Unterschiede bei Altersgruppen, aber nicht bei Landesteilen

Zu dem wachsenden Rückstand tragen einzelne Altersgruppen auf unterschiedliche Weise bei, so die Forscher. Bei Frauen in Deutschland ist insbesondere die Sterblichkeit bei Personen ab 75 Jahren höher als bei Gleichaltrigen im westeuropäischen Ausland. Bei den Männern hingegen trägt vor allem die Altersgruppe zwischen 55 und 74 Jahren zur Lücke bei.
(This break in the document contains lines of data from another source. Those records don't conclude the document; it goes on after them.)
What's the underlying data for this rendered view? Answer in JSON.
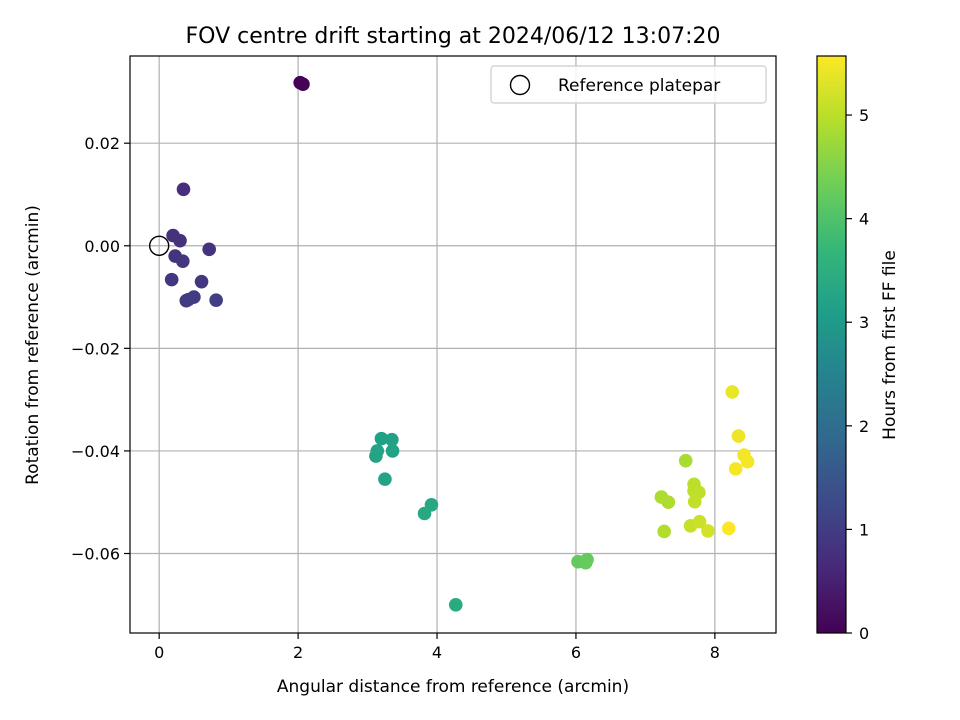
{
  "chart_data": {
    "type": "scatter",
    "title": "FOV centre drift starting at 2024/06/12 13:07:20",
    "xlabel": "Angular distance from reference (arcmin)",
    "ylabel": "Rotation from reference (arcmin)",
    "xlim": [
      -0.42,
      8.88
    ],
    "ylim": [
      -0.0755,
      0.037
    ],
    "xticks": [
      0,
      2,
      4,
      6,
      8
    ],
    "yticks": [
      0.02,
      0.0,
      -0.02,
      -0.04,
      -0.06
    ],
    "xtick_labels": [
      "0",
      "2",
      "4",
      "6",
      "8"
    ],
    "ytick_labels": [
      "0.02",
      "0.00",
      "−0.02",
      "−0.04",
      "−0.06"
    ],
    "grid": true,
    "legend_position": "top-right",
    "legend": [
      {
        "label": "Reference platepar",
        "marker": "open-circle",
        "color": "#000000"
      }
    ],
    "reference_point": {
      "x": 0.0,
      "y": 0.0
    },
    "colorbar": {
      "label": "Hours from first FF file",
      "range": [
        0,
        5.57
      ],
      "ticks": [
        0,
        1,
        2,
        3,
        4,
        5
      ],
      "tick_labels": [
        "0",
        "1",
        "2",
        "3",
        "4",
        "5"
      ],
      "colormap": "viridis",
      "stops": [
        "#440154",
        "#482878",
        "#3e4989",
        "#31688e",
        "#26828e",
        "#1f9e89",
        "#35b779",
        "#6ece58",
        "#b5de2b",
        "#fde725"
      ]
    },
    "points": [
      {
        "x": 2.03,
        "y": 0.0318,
        "t": 0.02
      },
      {
        "x": 2.07,
        "y": 0.0315,
        "t": 0.06
      },
      {
        "x": 0.35,
        "y": 0.011,
        "t": 0.75
      },
      {
        "x": 0.2,
        "y": 0.002,
        "t": 0.78
      },
      {
        "x": 0.3,
        "y": 0.001,
        "t": 0.8
      },
      {
        "x": 0.72,
        "y": -0.0007,
        "t": 0.82
      },
      {
        "x": 0.23,
        "y": -0.002,
        "t": 0.85
      },
      {
        "x": 0.34,
        "y": -0.003,
        "t": 0.88
      },
      {
        "x": 0.18,
        "y": -0.0066,
        "t": 0.9
      },
      {
        "x": 0.61,
        "y": -0.007,
        "t": 0.92
      },
      {
        "x": 0.5,
        "y": -0.01,
        "t": 0.95
      },
      {
        "x": 0.39,
        "y": -0.0107,
        "t": 0.98
      },
      {
        "x": 0.42,
        "y": -0.0105,
        "t": 1.0
      },
      {
        "x": 0.82,
        "y": -0.0106,
        "t": 1.03
      },
      {
        "x": 3.2,
        "y": -0.0376,
        "t": 3.15
      },
      {
        "x": 3.35,
        "y": -0.0378,
        "t": 3.17
      },
      {
        "x": 3.14,
        "y": -0.04,
        "t": 3.19
      },
      {
        "x": 3.36,
        "y": -0.04,
        "t": 3.21
      },
      {
        "x": 3.12,
        "y": -0.041,
        "t": 3.23
      },
      {
        "x": 3.25,
        "y": -0.0455,
        "t": 3.25
      },
      {
        "x": 3.92,
        "y": -0.0505,
        "t": 3.35
      },
      {
        "x": 3.82,
        "y": -0.0522,
        "t": 3.37
      },
      {
        "x": 4.27,
        "y": -0.07,
        "t": 3.4
      },
      {
        "x": 6.03,
        "y": -0.0616,
        "t": 4.2
      },
      {
        "x": 6.16,
        "y": -0.0612,
        "t": 4.22
      },
      {
        "x": 6.14,
        "y": -0.0618,
        "t": 4.24
      },
      {
        "x": 7.58,
        "y": -0.0419,
        "t": 4.85
      },
      {
        "x": 7.23,
        "y": -0.049,
        "t": 4.88
      },
      {
        "x": 7.33,
        "y": -0.05,
        "t": 4.9
      },
      {
        "x": 7.27,
        "y": -0.0557,
        "t": 4.92
      },
      {
        "x": 7.7,
        "y": -0.0465,
        "t": 5.0
      },
      {
        "x": 7.7,
        "y": -0.0478,
        "t": 5.02
      },
      {
        "x": 7.77,
        "y": -0.0481,
        "t": 5.04
      },
      {
        "x": 7.71,
        "y": -0.0499,
        "t": 5.06
      },
      {
        "x": 7.65,
        "y": -0.0546,
        "t": 5.1
      },
      {
        "x": 7.78,
        "y": -0.0538,
        "t": 5.14
      },
      {
        "x": 7.9,
        "y": -0.0556,
        "t": 5.2
      },
      {
        "x": 8.25,
        "y": -0.0285,
        "t": 5.4
      },
      {
        "x": 8.34,
        "y": -0.0371,
        "t": 5.45
      },
      {
        "x": 8.42,
        "y": -0.0408,
        "t": 5.48
      },
      {
        "x": 8.47,
        "y": -0.0421,
        "t": 5.5
      },
      {
        "x": 8.3,
        "y": -0.0435,
        "t": 5.52
      },
      {
        "x": 8.2,
        "y": -0.0551,
        "t": 5.55
      }
    ]
  }
}
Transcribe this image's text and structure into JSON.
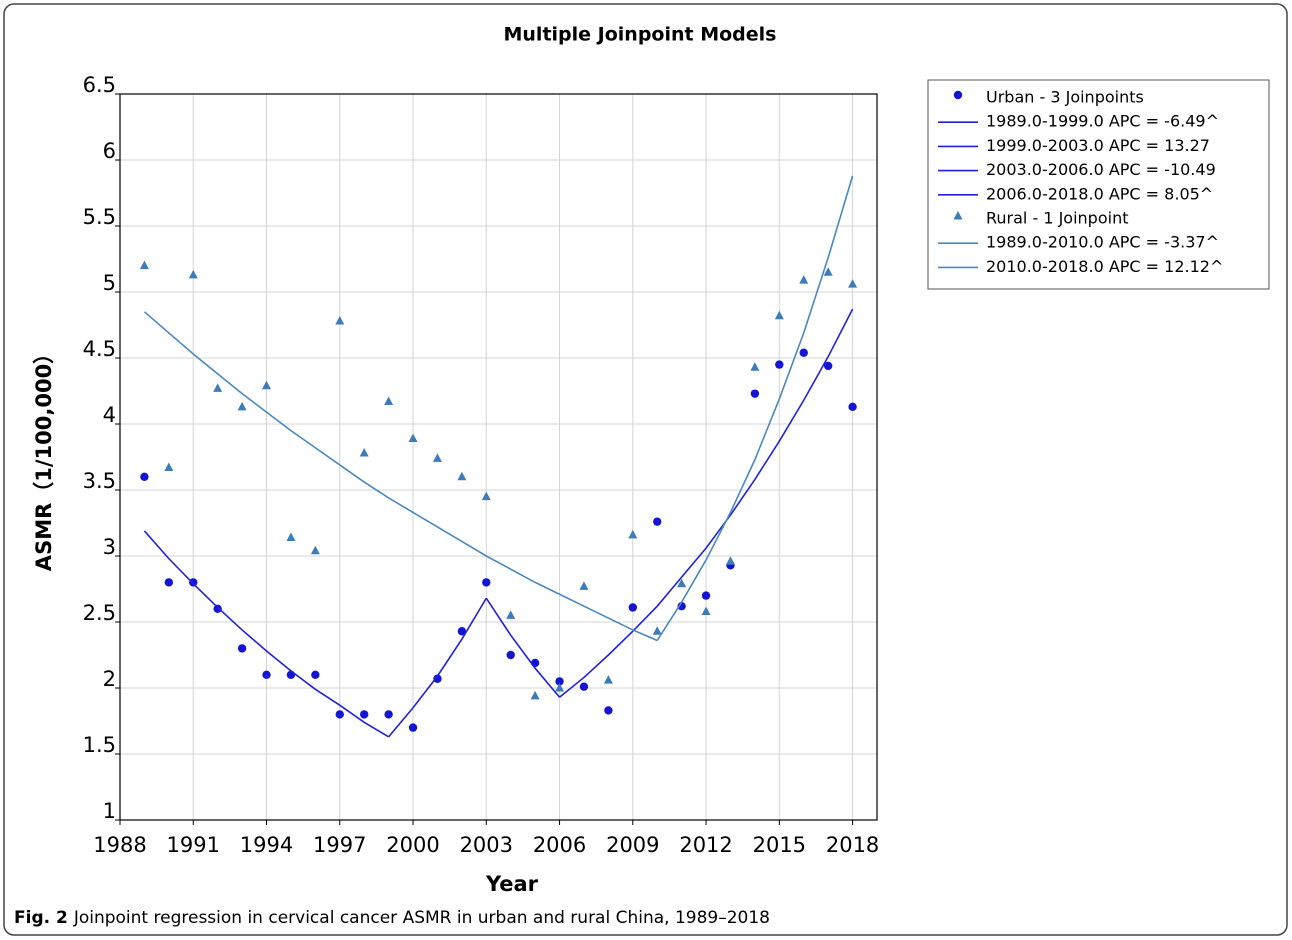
{
  "chart_data": {
    "type": "scatter",
    "title": "Multiple Joinpoint Models",
    "xlabel": "Year",
    "ylabel": "ASMR（1/100,000）",
    "caption_label": "Fig. 2",
    "caption": "Joinpoint regression in cervical cancer ASMR in urban and rural China, 1989–2018",
    "x": [
      1989,
      1990,
      1991,
      1992,
      1993,
      1994,
      1995,
      1996,
      1997,
      1998,
      1999,
      2000,
      2001,
      2002,
      2003,
      2004,
      2005,
      2006,
      2007,
      2008,
      2009,
      2010,
      2011,
      2012,
      2013,
      2014,
      2015,
      2016,
      2017,
      2018
    ],
    "xlim": [
      1988,
      2019
    ],
    "xticks": [
      1988,
      1991,
      1994,
      1997,
      2000,
      2003,
      2006,
      2009,
      2012,
      2015,
      2018
    ],
    "ylim": [
      1,
      6.5
    ],
    "yticks": [
      1,
      1.5,
      2,
      2.5,
      3,
      3.5,
      4,
      4.5,
      5,
      5.5,
      6,
      6.5
    ],
    "grid": true,
    "legend": "outside-right",
    "series": [
      {
        "name": "Urban - 3 Joinpoints",
        "marker": "circle",
        "color": "#1414d4",
        "values": [
          3.6,
          2.8,
          2.8,
          2.6,
          2.3,
          2.1,
          2.1,
          2.1,
          1.8,
          1.8,
          1.8,
          1.7,
          2.07,
          2.43,
          2.8,
          2.25,
          2.19,
          2.05,
          2.01,
          1.83,
          2.61,
          3.26,
          2.62,
          2.7,
          2.93,
          4.23,
          4.45,
          4.54,
          4.44,
          4.13
        ]
      },
      {
        "name": "1989.0-1999.0 APC = -6.49^",
        "marker": "line",
        "color": "#2020e0",
        "values": [
          3.19,
          2.98,
          2.79,
          2.61,
          2.44,
          2.28,
          2.13,
          1.99,
          1.87,
          1.74,
          1.63,
          null,
          null,
          null,
          null,
          null,
          null,
          null,
          null,
          null,
          null,
          null,
          null,
          null,
          null,
          null,
          null,
          null,
          null,
          null
        ]
      },
      {
        "name": "1999.0-2003.0 APC = 13.27",
        "marker": "line",
        "color": "#2020e0",
        "values": [
          null,
          null,
          null,
          null,
          null,
          null,
          null,
          null,
          null,
          null,
          1.63,
          1.85,
          2.09,
          2.37,
          2.68,
          null,
          null,
          null,
          null,
          null,
          null,
          null,
          null,
          null,
          null,
          null,
          null,
          null,
          null,
          null
        ]
      },
      {
        "name": "2003.0-2006.0 APC = -10.49",
        "marker": "line",
        "color": "#2020e0",
        "values": [
          null,
          null,
          null,
          null,
          null,
          null,
          null,
          null,
          null,
          null,
          null,
          null,
          null,
          null,
          2.68,
          2.4,
          2.15,
          1.93,
          null,
          null,
          null,
          null,
          null,
          null,
          null,
          null,
          null,
          null,
          null,
          null
        ]
      },
      {
        "name": "2006.0-2018.0 APC = 8.05^",
        "marker": "line",
        "color": "#2020e0",
        "values": [
          null,
          null,
          null,
          null,
          null,
          null,
          null,
          null,
          null,
          null,
          null,
          null,
          null,
          null,
          null,
          null,
          null,
          1.93,
          2.08,
          2.25,
          2.43,
          2.62,
          2.84,
          3.06,
          3.31,
          3.58,
          3.87,
          4.18,
          4.51,
          4.87
        ]
      },
      {
        "name": "Rural - 1 Joinpoint",
        "marker": "triangle",
        "color": "#3c7cb8",
        "values": [
          5.2,
          3.67,
          5.13,
          4.27,
          4.13,
          4.29,
          3.14,
          3.04,
          4.78,
          3.78,
          4.17,
          3.89,
          3.74,
          3.6,
          3.45,
          2.55,
          1.94,
          2.0,
          2.77,
          2.06,
          3.16,
          2.43,
          2.79,
          2.58,
          2.96,
          4.43,
          4.82,
          5.09,
          5.15,
          5.06
        ]
      },
      {
        "name": "1989.0-2010.0 APC = -3.37^",
        "marker": "line",
        "color": "#4a88c0",
        "values": [
          4.85,
          4.69,
          4.53,
          4.38,
          4.23,
          4.09,
          3.95,
          3.82,
          3.69,
          3.56,
          3.44,
          3.33,
          3.22,
          3.11,
          3.0,
          2.9,
          2.8,
          2.71,
          2.62,
          2.53,
          2.44,
          2.36,
          null,
          null,
          null,
          null,
          null,
          null,
          null,
          null
        ]
      },
      {
        "name": "2010.0-2018.0 APC = 12.12^",
        "marker": "line",
        "color": "#4a88c0",
        "values": [
          null,
          null,
          null,
          null,
          null,
          null,
          null,
          null,
          null,
          null,
          null,
          null,
          null,
          null,
          null,
          null,
          null,
          null,
          null,
          null,
          null,
          2.36,
          2.65,
          2.97,
          3.33,
          3.73,
          4.19,
          4.69,
          5.26,
          5.88
        ]
      }
    ]
  }
}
Geografisch gibt es innerhalb Deutschlands nur noch kleine Unterschiede in der Sterblichkeit. Wie aus der Untersuchung hervorgeht, konnte Ostdeutschland nach der Wiedervereinigung zunächst den Rückstand gegenüber Westdeutschland und Westeuropa erheblich verringern. Dazu haben auch die finanziellen Investitionen in die Gesundheitsversorgung beigetragen, heißt es.

Mangelnde Prävention und Früherkennung

Für BiB-Forschungsdirektor Sebastian Klüsener gibt es dringenden Handlungsbedarf, besonders bei der Vorbeugung und frühen Erkennung von Herz-Kreislauf-Erkrankungen. Das gilt auch für die Bereiche Rauchen, Alkoholkonsum und gesunde Ernährung. „Hier gibt es noch viel Potenzial, um uns besser auf die alternde Gesellschaft vorzubereiten“, sagt Klüsener.

Die Autoren der Studie betonen in ihrem Fazit, dass dringend „neue Prioritäten und Investitionen im Gesundheitswesen“ gesetzt werden müssen. Mehr Fokus auf Prävention sollte schnell umgesetzt werden, damit auch die Babyboomer-Generation noch davon profitieren und gesünder altern kann.